• On February 5, 2023, Agnes fell from a tree and was paralyzed from mid-chest down.After falling, she stepped on a brAnch and was totally paralysed.
•The Class 8 pupil will undergo surgery that will stabilise her spinal code and ease pressure so her condition is not worsened and she gains mobility in a wheelchair.
Agnes Indechi, 14, is hopeful of regaining partial mobility after undergoing a spinal operation at the Jaramogi Oginga Odinga Teaching and Referral Hospital neurosurgical camp.
Indechi fell from a tree on February 5 and was paralysed from mid-chest down.
She said after climbing the tree, she stepped on one of the branches and fell, and then she could not move her entire body.
Indechi, a Standard 8 pupil in Butere, Kakamega, will undergo surgery to stabilise and ease pressure on her spinal cord in the hopes she will regain partial mobility to enable her use a wheelchair. At the moment she is unable to turn, move or even sit down.
Her mother, Dorice Kadima, 44, says even if her daughter will not walk again after the operation, she will be able to move with a wheelchair.
Kadima, while seated with her daughter in her hospital bed at JOORTH, said from the day her daughter fell from a tree she has not slept.
She recalled that on February 5 she woke up in morning, did some house chores and left for church. At 6pm went for a meeting.
“Around 6.30pm, a motorbike came to where we were having our meeting and the rider told me that I should rush home because an accident had occurred," she said. Kadima, a widow, said she panicked and immediately left for her house in Bumamu, Butere.
"When I reached home, my daughter was lying on the ground helpless. I was told that she fell from a tree. What baffled me was that she has never climbed a tree before."
She told the Star since it was late in the evening and she has other younger children to take care of, she was unable to take her daughter to hospital immediately. Kadima said people helped take her daughter into the house and the next day she took her to Yala hospital.
At Yala hospital she was referred to JOORTH and luckily there was a planned neurosurgical camp. The camp surgeries were starting from February 20 to March 3.
"My daughter was examined and the doctors told me that though she will not be able to walk again, they can rectify the spine to allow her some movement. Currently because she had low blood count and she is undergoing transfusion before the operation.”
She said it has not been easy for her because her daughter has to use diapers that are expensive. She sometimes uses five in a day.
She appealed for well-wishers to help her.
“I know there are people out there who can come to our aid, even assisting us get a wheelchair when my daughter is out of here,” she said.
Another beneficiary of the camp, Lynette Akoth Lumumba, was elated after her son was operated on.
Akoth gave birth to a pre-term baby who later developed swelling on the head. She was unable to take her son for surgery due to financial constraints.
Her son Vancu Bahati, who is turning four years now. was successfully operated on at the camp.
“I gave birth at five months following a relationship stress that affected me so much.
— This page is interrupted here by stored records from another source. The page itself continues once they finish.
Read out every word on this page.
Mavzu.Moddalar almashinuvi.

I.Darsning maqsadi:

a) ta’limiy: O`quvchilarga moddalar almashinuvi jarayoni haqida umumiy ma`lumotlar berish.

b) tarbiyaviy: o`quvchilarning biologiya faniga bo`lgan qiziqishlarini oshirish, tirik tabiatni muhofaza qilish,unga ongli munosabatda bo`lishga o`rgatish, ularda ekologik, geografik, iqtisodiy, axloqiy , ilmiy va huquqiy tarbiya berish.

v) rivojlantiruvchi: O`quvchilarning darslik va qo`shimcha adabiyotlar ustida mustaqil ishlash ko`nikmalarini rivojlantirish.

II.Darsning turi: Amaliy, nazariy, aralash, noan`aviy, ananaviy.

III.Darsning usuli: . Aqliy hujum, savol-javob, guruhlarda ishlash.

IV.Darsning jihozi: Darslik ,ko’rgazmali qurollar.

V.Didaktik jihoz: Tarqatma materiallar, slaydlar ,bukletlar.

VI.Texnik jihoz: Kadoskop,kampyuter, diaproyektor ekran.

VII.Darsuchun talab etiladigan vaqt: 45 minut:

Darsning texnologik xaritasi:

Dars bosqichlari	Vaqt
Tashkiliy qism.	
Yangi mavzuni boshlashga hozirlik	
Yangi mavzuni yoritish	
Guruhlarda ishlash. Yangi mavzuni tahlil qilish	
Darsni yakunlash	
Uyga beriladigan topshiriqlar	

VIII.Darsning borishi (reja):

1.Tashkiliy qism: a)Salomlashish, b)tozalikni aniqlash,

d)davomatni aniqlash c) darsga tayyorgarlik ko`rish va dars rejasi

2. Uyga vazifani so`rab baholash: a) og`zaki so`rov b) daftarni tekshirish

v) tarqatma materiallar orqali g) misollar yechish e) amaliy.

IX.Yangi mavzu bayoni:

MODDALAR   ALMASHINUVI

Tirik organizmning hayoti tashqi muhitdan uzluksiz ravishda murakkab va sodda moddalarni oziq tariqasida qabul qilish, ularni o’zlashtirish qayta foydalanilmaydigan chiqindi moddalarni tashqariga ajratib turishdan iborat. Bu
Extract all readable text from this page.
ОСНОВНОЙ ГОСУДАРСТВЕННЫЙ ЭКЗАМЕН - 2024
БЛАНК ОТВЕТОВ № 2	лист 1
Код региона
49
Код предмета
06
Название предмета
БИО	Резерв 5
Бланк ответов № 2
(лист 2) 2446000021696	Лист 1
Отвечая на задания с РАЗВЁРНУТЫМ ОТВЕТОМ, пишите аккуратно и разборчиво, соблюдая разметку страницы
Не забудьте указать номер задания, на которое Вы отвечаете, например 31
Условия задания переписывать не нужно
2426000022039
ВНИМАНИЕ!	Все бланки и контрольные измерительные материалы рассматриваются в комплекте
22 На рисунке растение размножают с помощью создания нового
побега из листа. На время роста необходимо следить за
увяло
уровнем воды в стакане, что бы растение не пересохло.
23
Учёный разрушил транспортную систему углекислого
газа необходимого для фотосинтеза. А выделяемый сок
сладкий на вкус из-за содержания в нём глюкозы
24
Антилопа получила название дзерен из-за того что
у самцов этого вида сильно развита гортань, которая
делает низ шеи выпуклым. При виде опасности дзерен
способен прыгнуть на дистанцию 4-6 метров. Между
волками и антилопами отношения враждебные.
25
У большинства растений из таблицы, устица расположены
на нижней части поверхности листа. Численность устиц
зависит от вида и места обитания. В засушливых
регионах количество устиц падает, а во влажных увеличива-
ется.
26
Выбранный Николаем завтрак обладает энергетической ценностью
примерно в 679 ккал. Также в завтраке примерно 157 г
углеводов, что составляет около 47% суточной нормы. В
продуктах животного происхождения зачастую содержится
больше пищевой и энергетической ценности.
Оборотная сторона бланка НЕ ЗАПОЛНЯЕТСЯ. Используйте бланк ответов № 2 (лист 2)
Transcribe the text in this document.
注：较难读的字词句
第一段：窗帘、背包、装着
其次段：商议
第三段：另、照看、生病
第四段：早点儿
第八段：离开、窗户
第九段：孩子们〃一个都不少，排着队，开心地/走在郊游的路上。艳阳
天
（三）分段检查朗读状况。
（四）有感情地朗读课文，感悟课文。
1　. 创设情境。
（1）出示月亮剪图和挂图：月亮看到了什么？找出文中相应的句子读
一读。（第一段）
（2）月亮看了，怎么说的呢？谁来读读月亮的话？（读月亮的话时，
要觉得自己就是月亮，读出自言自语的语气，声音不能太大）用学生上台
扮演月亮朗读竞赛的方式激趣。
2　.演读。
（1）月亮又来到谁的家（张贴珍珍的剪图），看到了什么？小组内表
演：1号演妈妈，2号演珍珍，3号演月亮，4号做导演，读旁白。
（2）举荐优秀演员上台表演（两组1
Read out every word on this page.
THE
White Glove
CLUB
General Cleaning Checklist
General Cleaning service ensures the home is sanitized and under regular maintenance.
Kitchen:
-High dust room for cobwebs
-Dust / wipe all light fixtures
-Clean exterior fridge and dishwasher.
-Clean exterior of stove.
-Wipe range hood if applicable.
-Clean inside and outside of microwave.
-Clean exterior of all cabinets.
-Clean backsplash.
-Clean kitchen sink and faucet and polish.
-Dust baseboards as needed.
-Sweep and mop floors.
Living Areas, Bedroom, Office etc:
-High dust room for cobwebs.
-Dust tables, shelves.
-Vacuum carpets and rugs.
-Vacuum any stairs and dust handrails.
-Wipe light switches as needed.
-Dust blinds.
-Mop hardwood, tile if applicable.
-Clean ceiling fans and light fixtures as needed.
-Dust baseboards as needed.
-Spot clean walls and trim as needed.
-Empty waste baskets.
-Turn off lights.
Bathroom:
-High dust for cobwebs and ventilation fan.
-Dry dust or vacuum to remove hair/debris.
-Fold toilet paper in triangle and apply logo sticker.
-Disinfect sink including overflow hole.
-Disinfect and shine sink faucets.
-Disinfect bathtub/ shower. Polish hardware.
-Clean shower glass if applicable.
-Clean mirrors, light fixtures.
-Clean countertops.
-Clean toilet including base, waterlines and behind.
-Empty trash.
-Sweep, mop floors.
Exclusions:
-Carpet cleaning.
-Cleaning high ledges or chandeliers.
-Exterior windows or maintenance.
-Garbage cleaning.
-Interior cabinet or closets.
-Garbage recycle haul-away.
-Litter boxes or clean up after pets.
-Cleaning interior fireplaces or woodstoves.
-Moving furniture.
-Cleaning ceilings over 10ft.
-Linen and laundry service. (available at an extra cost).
My son's neck appeared not to be strong and then his head started swelling. We have been in and out of different hospitals but when I heard about the camp, I took decided to try my luck,” Akoth said.
She said the doctors examined her child and he was diagnosed with hydrocephalus, a condition that occurs when fluid builds up in the skull and causes brain swelling.
“I was told to wait for more checkup and results to ensure that what was being removed during the surgery, was removed.”
JOOTRH has consistently held neurosurgical camps in partnership with the Kisumu Neuroscience Initiative.
Five neurosurgeons Dr Victor Awour, Dr Chris Karas, Dr Jefferey Lobel, Dr Robert Geller and Dr Hiren Patel flew miles to Kisumu to offer services.
They are accompanied by Dr Mitchelle Walker who is an anaesthesiologist.
All the doctors are from the US. Three medical students from Germany are offering services at the camp. The team also has nurses.
The big agenda in this is how to improve quality. "We are keen on quality and not quantity of surgeries,” Dr Awour, the team leader, said.
The camp is a build-up to position Kisumu as a neurosurgical hub.
Dr Awour said since the inception of the camps, new aspects are introduced to each camp.
"Every time we come here we try and introduce something else that is geared toward improving quality, this season we have put in efforts to ensure that our charts are better organised, keep the patients organised and well-identified, hence better outcomes,” he said.
JOOTRH chief executive officer George Rae said the camps will develop a threshold of the medical team with the capacity to continue with the surgeries.